Le moment n'est pas encore venu pour se lancer dans un travail d'agitation et les tentatives du PIC qui propose des campagnes (voir dans notre journal RI) en dehors de toute capacité pratique, entre autres, n'ont pas trouvé grand écho. D'un autre coté, après les rapports d'activité des différentes sections de notre courant et des autres groupes, les camarades du courant ont constaté la nécessité d’élargir notre travail d'intervention et de publication dans tous les pays d'une façon plus organisée et systématique. Surtout en assumant collectivement la responsabilité politique d'intervention dans des pays où le courant n'a pas encore de groupe organisé et en s'orientant vers la publication de journaux dans des pays où ceci serait possible. Pour nous, il est inutile de poser la question de l'intervention comme une abstraction : pour ou contre. La volonté d’action est la base même de toute formation révolutionnaire. La question est de ne pas se payer de mots en criant "intervention" à tue tête sans se préoccuper de la situation objective précise, en négligeant la nécessité même de se donner les moyens d'intervenir à travers l'organisation des révolutionnaires à l'échelle internationale. Nous devons plutôt voir que l'ampleur de l'intervention des révolutionnaires peut varier selon les nécessités de la situation mais tous les cris pour l’intervention ne peuvent pas combler le vide : l’absence d'une organisation des révolutionnaires. La question du niveau d'intervention est un problème d'analyse et d'appréciation du moment, tandis que la question d'organisation est un principe du mouvement ouvrier, un fondement sans lequel toute prise de position révolutionnaire reste lettre morte. C'est pour cette raison que nous avons rejeté la proposition d'Accion Proletaria de poser la question d’intervention comme une question préalable à la nécessité de s’organiser

L'organisation des révolutionnaires

Le travail militant est par définition un travail collectif : ce ne sont pas des individus qui assument une responsabilité personnelle au sein de la classe mais des groupes basés sur un corps d'idées qui sont appelés à répondre à la tache des révolutionnaires : aider à clarifier et à généraliser la conscience de classe. A la conférence internationale comme dans nos revues, nous avons insisté sur la nécessité de bien comprendre les raisons des surgissements de groupes au sein de la classe et les responsabilités qui en découlent.
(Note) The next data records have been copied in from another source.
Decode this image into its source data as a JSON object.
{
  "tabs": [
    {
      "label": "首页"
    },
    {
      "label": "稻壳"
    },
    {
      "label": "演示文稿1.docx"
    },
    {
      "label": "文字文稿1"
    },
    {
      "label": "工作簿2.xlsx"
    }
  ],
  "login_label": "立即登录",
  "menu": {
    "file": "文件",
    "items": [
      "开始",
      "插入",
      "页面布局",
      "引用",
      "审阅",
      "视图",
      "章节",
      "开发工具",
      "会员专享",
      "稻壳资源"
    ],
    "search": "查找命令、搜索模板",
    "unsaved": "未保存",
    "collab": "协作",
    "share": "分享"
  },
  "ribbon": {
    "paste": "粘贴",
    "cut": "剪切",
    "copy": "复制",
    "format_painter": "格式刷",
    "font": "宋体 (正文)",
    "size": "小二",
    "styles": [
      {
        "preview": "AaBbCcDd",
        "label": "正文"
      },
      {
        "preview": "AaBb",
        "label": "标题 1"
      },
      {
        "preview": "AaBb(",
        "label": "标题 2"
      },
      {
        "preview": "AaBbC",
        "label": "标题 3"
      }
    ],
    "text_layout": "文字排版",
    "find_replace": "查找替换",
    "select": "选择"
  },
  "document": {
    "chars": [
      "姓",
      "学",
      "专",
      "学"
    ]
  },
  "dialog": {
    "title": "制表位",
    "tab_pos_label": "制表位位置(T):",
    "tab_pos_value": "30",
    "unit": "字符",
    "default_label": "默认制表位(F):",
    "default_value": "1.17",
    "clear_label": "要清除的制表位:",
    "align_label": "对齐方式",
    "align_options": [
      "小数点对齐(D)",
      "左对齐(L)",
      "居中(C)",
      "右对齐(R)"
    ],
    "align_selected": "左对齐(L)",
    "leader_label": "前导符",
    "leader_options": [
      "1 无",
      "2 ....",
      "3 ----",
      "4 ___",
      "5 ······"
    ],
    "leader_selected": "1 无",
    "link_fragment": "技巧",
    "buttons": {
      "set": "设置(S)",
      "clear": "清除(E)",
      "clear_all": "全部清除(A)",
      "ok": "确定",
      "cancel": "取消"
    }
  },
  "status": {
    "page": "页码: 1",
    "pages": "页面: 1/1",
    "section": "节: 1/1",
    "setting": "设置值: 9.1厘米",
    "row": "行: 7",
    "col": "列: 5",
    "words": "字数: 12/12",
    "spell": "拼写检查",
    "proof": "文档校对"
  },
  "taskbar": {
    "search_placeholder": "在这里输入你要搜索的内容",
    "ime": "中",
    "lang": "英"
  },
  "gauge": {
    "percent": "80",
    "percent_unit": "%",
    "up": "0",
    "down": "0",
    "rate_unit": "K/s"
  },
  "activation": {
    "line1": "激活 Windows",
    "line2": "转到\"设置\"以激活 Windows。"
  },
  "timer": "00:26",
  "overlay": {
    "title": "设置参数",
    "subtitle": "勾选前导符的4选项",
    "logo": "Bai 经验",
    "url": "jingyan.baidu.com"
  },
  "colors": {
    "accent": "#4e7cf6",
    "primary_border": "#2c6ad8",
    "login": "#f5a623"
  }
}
Après 50 années de contre-révolution c’est la rupture complète de toute continuité organique dans le mouvement ouvrier : la question d'organisation reste une des plus difficile à assimiler par de nouveaux éléments.

Un groupe révolutionnaire est basé fondamentalement sur les positions de classe et on ne saurait justifier le travail en groupes séparés que par une divergence de principe. Loin d'idéaliser ou de vouloir perpétuer l'état actuel d’éparpillement des efforts, les révolutionnaires dans notre période de montée des luttes doivent pouvoir distinguer les questions secondaires d'interprétation ou d’analyse des questions de principe, et mettre toutes leurs forces dans l’effort de regroupement autour des positions de principe en surmontant les tendances à la défense de sa "boutique" et de sa "liberté" d'isolement.
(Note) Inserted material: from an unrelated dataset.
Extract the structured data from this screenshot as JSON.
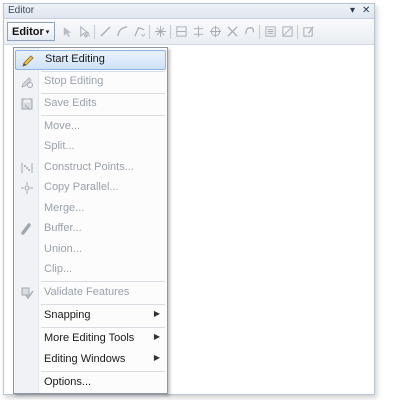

 Depuis les débats de la 1e  Internationale, c'est devenu un acquis dans le mouvement marxiste que l'organisation des révolutionnaires doit tendre vers une centralisation des efforts : Face aux bakouniniens et aux fausses théories du fédéralisme petit-bourgeois, les marxistes ont défendu la nécessité de la centralisation internationale du travail militant : nous n'avons fait que mettre ce débat à jour en dégageant l'idée de la centralisation des déviations léninistes (centralisme démocratique) ou bordiguistes (centralisme organique). Nous avons voulu insister sur la nécessité d'un cadre cohérent organisationnel pour le travail des révolutionnaires contrairement aux diverses théories des groupes "anti-groupes", des "libertaires" et autres formules anarchisantes en vogue actuellement. Le RWG était assez sceptique sur l’effort d'organiser un courant international ; ce groupe, outre les divergences secondaires qui nous séparent, semble être traumatisé par les aberrations de la contre-révolution (surtout le trotskisme) sur la question de l’organisation. En voulant prendre le contre-pied de la contre-révolution les militants risquent de tomber dans une idéalisation de l'actuelle fragmentation et confusion du milieu révolutionnaire et de ne jamais pouvoir dépasser les erreurs et les fétichismes organisationnels du passé d'une façon positive.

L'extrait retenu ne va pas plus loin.